Static and dynamic mechanical characteristics of 3D-Printed anisotropic basalt fiber-reinforced cement mortar

Three-dimensional (3D) printed mortar, represents an innovative approach to construction, utilizing additive manufacturing techniques, distinct from traditional reinforced concrete (RC) formwork methods. In this study, chopped basalt fibers, each 6 mm in length, were added to the mortar at different volume ratios (2.5 ‰, 5 ‰, 7.5 ‰, and 10 ‰). The printable properties of basalt fiber-reinforced cement mortar (BFRCM), such as the extrudability, fluidity, setting time, and buildability, were evaluated to determine the optimal mix for 3D printing applications. The compressive and flexural strengths of 3D-printed anisotropic specimens with those of mold-cast specimens after 28 days of wet curing were compared.
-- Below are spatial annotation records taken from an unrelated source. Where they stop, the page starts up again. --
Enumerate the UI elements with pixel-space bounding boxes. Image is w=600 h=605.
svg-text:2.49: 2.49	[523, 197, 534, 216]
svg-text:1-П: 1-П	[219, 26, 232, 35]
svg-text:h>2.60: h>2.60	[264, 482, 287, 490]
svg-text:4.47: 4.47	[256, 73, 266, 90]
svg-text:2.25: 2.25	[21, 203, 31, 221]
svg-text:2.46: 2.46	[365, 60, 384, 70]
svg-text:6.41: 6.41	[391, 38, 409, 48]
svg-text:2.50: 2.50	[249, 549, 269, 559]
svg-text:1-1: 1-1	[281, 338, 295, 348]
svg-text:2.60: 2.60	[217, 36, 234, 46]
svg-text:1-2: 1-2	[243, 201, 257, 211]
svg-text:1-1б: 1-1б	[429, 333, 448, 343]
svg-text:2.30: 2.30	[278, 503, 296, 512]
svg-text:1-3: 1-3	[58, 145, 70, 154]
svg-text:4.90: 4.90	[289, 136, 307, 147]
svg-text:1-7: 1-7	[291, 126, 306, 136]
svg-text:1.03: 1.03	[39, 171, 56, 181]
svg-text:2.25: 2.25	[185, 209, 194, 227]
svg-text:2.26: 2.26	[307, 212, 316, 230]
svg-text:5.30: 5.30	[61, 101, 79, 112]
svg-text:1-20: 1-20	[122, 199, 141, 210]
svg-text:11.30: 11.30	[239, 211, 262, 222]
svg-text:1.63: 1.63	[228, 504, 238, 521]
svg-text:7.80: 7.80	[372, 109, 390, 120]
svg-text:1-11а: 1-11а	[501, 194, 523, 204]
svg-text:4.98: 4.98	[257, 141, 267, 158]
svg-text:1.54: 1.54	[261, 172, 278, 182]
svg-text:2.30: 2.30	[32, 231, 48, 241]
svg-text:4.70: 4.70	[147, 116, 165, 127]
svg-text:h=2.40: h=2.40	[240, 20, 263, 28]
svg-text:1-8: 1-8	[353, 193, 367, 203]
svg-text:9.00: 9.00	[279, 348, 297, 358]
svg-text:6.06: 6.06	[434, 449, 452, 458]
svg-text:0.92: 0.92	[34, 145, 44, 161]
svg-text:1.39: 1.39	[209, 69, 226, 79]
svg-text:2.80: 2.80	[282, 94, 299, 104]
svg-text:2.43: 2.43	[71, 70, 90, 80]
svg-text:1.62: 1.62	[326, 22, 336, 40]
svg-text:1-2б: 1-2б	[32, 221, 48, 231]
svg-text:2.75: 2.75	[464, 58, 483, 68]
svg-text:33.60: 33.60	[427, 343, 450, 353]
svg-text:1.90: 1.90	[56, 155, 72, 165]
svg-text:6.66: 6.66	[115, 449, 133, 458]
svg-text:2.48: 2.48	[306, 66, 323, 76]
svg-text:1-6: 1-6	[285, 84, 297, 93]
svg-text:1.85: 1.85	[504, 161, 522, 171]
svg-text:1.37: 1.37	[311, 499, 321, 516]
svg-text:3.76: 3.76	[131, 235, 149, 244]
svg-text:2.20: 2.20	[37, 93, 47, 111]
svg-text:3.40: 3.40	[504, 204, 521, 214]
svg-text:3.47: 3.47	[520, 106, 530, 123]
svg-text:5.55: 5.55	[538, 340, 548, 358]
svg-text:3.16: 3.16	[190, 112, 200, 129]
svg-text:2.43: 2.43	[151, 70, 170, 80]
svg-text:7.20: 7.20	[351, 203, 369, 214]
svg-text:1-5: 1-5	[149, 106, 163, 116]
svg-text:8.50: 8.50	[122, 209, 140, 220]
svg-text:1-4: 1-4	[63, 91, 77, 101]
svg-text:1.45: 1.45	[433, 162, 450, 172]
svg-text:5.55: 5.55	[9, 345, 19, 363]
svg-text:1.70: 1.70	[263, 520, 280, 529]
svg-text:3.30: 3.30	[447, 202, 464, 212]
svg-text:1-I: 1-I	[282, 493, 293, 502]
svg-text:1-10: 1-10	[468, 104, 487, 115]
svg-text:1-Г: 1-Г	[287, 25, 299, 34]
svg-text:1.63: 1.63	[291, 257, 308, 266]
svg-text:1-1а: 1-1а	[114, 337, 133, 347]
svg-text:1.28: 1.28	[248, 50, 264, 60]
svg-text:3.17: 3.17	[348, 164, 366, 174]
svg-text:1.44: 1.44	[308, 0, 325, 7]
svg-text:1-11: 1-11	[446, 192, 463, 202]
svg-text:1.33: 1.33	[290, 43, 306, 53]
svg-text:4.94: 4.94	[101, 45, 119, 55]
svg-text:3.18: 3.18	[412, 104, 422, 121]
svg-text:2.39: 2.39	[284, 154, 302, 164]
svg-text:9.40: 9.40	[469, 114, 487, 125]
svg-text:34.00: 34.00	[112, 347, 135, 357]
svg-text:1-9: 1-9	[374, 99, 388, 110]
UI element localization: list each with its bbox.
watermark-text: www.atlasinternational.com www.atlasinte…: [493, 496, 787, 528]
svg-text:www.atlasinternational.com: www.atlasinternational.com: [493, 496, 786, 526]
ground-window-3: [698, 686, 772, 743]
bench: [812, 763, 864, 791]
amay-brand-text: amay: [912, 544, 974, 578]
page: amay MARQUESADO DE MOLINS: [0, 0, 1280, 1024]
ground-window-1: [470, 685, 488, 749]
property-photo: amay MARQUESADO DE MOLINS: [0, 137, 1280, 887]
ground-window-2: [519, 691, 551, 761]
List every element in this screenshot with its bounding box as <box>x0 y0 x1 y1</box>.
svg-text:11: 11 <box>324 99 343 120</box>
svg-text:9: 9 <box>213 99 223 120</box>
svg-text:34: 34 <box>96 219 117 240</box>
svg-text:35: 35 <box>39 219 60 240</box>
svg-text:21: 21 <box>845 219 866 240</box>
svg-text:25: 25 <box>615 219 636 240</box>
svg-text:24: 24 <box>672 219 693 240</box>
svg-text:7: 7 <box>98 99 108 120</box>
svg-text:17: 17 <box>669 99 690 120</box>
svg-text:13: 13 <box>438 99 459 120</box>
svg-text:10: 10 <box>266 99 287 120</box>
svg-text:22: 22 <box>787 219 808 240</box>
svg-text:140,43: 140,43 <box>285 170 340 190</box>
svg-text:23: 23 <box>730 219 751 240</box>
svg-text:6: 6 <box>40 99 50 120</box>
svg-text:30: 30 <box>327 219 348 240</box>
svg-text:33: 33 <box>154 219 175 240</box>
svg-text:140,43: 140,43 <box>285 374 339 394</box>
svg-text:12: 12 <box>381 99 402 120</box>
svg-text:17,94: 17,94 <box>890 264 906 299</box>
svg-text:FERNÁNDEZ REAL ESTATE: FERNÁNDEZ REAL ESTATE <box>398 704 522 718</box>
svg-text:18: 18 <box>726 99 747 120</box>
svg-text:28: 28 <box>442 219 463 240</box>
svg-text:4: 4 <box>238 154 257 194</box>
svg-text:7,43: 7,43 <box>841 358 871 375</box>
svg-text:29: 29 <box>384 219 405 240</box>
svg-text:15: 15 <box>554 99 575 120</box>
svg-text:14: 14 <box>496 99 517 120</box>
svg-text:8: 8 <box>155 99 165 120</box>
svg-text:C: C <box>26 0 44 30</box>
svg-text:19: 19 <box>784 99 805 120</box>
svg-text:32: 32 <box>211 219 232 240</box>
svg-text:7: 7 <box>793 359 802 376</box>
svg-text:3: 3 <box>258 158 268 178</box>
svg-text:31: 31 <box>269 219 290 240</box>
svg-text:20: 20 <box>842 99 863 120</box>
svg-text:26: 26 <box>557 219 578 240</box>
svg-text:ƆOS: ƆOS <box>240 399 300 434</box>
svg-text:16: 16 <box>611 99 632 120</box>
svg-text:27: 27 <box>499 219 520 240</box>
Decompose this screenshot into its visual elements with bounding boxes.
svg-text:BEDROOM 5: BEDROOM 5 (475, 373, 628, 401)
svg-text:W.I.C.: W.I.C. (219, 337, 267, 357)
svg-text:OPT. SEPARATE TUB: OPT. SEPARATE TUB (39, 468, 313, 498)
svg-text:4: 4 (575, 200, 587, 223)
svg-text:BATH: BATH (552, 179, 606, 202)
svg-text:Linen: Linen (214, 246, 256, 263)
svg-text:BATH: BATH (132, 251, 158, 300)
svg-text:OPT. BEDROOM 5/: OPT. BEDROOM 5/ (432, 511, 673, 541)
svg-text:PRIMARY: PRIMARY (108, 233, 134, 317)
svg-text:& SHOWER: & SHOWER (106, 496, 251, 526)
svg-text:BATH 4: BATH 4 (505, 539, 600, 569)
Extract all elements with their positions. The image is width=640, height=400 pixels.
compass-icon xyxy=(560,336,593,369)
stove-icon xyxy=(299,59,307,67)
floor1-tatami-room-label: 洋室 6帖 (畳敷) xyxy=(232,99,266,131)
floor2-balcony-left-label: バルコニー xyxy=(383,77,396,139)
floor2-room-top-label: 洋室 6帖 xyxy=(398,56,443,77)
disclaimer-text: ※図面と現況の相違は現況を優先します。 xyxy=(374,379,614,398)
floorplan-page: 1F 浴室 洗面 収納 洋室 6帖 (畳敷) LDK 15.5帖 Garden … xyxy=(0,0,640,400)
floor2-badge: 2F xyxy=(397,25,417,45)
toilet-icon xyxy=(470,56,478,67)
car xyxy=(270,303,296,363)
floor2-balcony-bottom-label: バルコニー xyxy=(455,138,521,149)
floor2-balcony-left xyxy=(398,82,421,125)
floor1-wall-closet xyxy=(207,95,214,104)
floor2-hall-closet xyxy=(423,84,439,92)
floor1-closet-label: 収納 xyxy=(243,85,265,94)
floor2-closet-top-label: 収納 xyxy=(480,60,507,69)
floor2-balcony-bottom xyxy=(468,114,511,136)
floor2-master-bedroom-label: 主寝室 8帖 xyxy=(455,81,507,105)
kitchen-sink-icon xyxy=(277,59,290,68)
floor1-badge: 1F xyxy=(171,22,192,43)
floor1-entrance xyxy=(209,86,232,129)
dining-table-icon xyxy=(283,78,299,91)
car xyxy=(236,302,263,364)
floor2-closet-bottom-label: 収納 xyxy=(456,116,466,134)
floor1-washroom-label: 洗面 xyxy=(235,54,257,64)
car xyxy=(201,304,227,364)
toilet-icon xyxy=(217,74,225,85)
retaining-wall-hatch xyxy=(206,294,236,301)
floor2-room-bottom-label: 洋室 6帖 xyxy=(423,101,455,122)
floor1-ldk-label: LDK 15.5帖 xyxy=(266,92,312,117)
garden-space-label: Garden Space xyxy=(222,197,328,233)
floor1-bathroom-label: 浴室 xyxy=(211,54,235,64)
Additionally, the dynamic mechanical properties under various impact conditions were assessed using both the drop-weight impact test and the stress reversal split Hopkinson pressure bar (SRSHPB) test. The findings revealed that a fiber ratio of 7.5 vol‰ resulted in the highest compressive and flexural strengths. It is noteworthy that the anisotropic mechanical properties of the 3D-printed specimens exhibited a considerable enhancement in strength in the load direction perpendicular to the printing side. However, the results of the dynamic strength tests revealed that the interlayer adhesion at the printing interfaces of the 3D-printed specimens was weaker than that of the mold-cast specimens in both the drop-weight impact test and the SRSHPB test.